Performance: TDengine vs InfluxDB

Abstract: In this test, TDengine is compared with InfluxDB in the terms of writing throughput, query throughput, aggregation query response time and on-disk compression. The result demonstrates that TDengine outperforms InfluxDB with 5x greater write throughput, 35x larger query throughput, 140x faster in aggregation query (250x when grouping by tags and 12x when grouping by time) while using 2.1x less disk space.

About the hardware

Servers and the testing program are running on the same Dell desktop of the model type ” OptiPlex- 3050″, with  4 cores and 8G memory. Detailed configurations are as follows:

OS: Ubuntu 16.04 x64
CPU: Intel(R) Core(TM) i3-7100 CPU @ 3.90GHz
Memory: 8GB
Disk: 1TB HDD

About the dataset

1.data description

Two popular datasets were investigated before this test:

  • New York taxi running information: cannot design the data model becuase there is no information for the single car
  • faker generation tool: unfit for the IoT scenario because only strings can be generated.

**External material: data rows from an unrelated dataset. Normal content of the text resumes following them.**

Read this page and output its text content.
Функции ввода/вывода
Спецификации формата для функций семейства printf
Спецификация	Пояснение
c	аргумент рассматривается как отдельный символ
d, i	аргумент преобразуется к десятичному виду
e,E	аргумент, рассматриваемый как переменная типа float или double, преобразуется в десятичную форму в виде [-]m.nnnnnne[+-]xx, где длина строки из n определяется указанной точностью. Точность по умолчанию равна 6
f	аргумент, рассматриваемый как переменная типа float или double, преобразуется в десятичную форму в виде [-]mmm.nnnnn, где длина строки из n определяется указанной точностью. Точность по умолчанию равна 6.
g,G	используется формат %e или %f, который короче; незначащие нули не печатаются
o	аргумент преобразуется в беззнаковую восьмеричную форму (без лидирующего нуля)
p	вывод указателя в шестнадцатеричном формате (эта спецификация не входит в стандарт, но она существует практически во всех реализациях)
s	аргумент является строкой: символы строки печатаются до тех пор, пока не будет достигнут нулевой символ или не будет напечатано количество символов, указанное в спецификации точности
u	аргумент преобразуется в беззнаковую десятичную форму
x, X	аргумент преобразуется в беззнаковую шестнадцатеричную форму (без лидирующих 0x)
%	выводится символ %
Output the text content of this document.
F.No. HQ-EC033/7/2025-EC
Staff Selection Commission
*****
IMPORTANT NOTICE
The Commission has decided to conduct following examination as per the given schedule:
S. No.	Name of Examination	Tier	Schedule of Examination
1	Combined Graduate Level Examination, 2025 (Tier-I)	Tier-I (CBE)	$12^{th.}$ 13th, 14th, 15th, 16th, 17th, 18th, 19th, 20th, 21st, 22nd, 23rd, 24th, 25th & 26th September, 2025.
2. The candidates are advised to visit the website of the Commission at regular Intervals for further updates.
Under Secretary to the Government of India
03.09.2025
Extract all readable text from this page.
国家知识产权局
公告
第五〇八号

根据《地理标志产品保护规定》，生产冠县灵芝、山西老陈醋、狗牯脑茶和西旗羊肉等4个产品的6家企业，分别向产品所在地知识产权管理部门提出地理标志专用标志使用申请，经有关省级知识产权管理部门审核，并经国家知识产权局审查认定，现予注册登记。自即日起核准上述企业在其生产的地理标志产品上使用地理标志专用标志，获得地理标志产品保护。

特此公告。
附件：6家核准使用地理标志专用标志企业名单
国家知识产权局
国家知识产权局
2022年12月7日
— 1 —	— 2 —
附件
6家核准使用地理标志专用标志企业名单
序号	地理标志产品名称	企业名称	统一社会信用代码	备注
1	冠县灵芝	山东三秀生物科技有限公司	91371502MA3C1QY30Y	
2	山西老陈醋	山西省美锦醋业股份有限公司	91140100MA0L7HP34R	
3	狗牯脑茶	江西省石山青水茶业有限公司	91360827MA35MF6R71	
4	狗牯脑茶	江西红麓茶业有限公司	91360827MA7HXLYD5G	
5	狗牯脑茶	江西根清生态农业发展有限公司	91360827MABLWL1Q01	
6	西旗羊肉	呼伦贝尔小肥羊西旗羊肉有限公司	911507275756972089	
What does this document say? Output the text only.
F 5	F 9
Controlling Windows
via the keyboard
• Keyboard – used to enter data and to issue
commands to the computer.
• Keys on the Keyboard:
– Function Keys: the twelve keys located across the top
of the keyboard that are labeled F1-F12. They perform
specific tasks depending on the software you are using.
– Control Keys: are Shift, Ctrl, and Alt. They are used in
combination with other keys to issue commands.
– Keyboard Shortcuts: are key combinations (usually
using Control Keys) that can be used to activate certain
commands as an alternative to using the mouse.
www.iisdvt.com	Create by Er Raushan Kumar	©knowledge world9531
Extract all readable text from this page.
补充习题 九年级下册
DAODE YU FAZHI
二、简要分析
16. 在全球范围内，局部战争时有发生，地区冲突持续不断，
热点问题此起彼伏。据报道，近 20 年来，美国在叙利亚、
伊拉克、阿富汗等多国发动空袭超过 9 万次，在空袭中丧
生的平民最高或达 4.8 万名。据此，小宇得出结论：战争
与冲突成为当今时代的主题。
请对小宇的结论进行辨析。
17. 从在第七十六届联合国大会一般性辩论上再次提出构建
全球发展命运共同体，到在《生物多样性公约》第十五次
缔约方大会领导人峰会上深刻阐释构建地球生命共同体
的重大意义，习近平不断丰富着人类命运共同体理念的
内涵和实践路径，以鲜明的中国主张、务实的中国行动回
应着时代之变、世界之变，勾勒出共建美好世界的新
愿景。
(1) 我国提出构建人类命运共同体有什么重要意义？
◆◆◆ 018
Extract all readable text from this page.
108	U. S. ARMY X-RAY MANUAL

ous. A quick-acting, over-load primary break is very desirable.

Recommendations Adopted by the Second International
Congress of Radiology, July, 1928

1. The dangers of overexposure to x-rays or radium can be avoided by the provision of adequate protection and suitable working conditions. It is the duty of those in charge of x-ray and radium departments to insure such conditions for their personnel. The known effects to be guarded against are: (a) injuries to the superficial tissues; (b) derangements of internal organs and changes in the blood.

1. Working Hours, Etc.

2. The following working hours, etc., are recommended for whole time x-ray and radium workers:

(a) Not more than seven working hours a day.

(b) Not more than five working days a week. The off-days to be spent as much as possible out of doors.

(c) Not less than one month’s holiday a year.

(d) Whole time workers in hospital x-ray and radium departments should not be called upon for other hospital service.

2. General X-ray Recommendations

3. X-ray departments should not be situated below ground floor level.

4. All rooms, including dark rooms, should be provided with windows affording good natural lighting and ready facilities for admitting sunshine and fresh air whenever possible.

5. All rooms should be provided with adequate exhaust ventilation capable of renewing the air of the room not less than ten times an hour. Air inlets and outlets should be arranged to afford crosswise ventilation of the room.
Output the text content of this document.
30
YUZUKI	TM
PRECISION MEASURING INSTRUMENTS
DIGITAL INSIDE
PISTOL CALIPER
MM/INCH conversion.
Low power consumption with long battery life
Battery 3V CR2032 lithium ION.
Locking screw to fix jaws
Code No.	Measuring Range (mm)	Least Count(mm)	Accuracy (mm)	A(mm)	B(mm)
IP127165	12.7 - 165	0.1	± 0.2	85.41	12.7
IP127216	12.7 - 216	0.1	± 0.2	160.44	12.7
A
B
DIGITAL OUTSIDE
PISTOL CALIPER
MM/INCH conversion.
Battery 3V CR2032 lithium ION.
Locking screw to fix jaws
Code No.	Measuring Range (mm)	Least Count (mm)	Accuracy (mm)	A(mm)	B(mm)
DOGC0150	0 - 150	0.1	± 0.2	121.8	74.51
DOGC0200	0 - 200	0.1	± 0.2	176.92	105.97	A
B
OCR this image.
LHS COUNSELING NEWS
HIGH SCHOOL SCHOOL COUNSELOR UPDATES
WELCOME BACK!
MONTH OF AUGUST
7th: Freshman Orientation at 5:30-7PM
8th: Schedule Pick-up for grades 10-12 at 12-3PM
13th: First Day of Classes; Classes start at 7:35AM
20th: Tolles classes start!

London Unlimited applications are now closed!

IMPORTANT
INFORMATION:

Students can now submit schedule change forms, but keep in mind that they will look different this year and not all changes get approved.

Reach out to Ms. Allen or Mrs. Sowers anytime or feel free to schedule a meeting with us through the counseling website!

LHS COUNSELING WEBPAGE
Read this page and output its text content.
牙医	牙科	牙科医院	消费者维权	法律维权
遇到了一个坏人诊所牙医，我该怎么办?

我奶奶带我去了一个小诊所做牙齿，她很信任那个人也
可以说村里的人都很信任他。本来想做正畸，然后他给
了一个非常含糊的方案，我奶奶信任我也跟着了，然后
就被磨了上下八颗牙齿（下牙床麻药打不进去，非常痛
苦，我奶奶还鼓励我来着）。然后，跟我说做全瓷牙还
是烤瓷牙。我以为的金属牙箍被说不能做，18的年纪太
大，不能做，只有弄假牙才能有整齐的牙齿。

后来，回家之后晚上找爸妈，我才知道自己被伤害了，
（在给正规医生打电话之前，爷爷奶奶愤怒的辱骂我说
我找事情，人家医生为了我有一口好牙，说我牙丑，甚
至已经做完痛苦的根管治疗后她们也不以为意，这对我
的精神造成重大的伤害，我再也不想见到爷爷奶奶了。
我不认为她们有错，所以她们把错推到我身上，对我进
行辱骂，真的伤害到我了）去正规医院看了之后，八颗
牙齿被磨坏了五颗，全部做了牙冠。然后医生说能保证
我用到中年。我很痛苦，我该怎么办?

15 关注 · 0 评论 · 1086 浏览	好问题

To make this test repeatable, we write a specific data generation program, which simulates the temperature (int) and humidity (float) meausrements from thermohydrometers. Each thermohydrometer has three tags: device ID, device group, and device name. To make the simulation look authentic, the dataset distributes normally, not randomly.

All measurements are sampled every 1 second, containing 10k devices with 10k records from each device. There are 3 tags, 2 numeric values and 1 timestamp in each record.

2.data generatation code

The data generation code is written in Java, which can be downloaded here and executed as follows:

cd tests/comparisonTest/dataGenerator
javac com/taosdata/generator/DataGenerator.java 

3.options for the data generation code

  • dataDir: filepath to store output data files 
  • numOfFiles: number of output data files
  • numOfDevices: number of devices
  • rowsPerDevice: number of records from each device

4.data generation

Execute the following commands and then 100 data files would be created. Each data file includes measurements from 100 devices. Totally there are 10k devices with 10k records from each device.

mkdir ~/testdata
java com/taosdata/generator/DataGenerator -dataDir ~/testdata -numOfDevices 10000 -numOfFiles 100 -rowsPerDevice 10000

TDengine preparation

TDengine is an  open-source big data platform designed and optimized for Internet of Things ( (IoT), Connected Vehicles, and Industrial IoT. Besides the 10x faster time-series database, it provides caching, stream computing, message queuing and other functionalities to reduce the complexity and costs of development  and operations.

1.installation

  • Download tdengine-1.6.1.0.tar.gz.
  • Unzip and then run “install.sh” to install TDengine
  • Start TDengien by executing “sudo systemctl start taosd”
  • If the installation succeeds, enter “taos” in the terminal and then the following texts will be displayed:
Welcome to the TDengine shell, server version:1.6.1.0  client version:1.6.1.0
Copyright (c) 2017 by TAOS Data, Inc. All rights reserved.

taos> 

2.data model

For TDengine, a super table would be created for all devices in the same type and then one table  for one device. Thus, for the super table, the data records include measurement  time, temperature and humidity; the static device atributes in tags include device ID, device group, and device name.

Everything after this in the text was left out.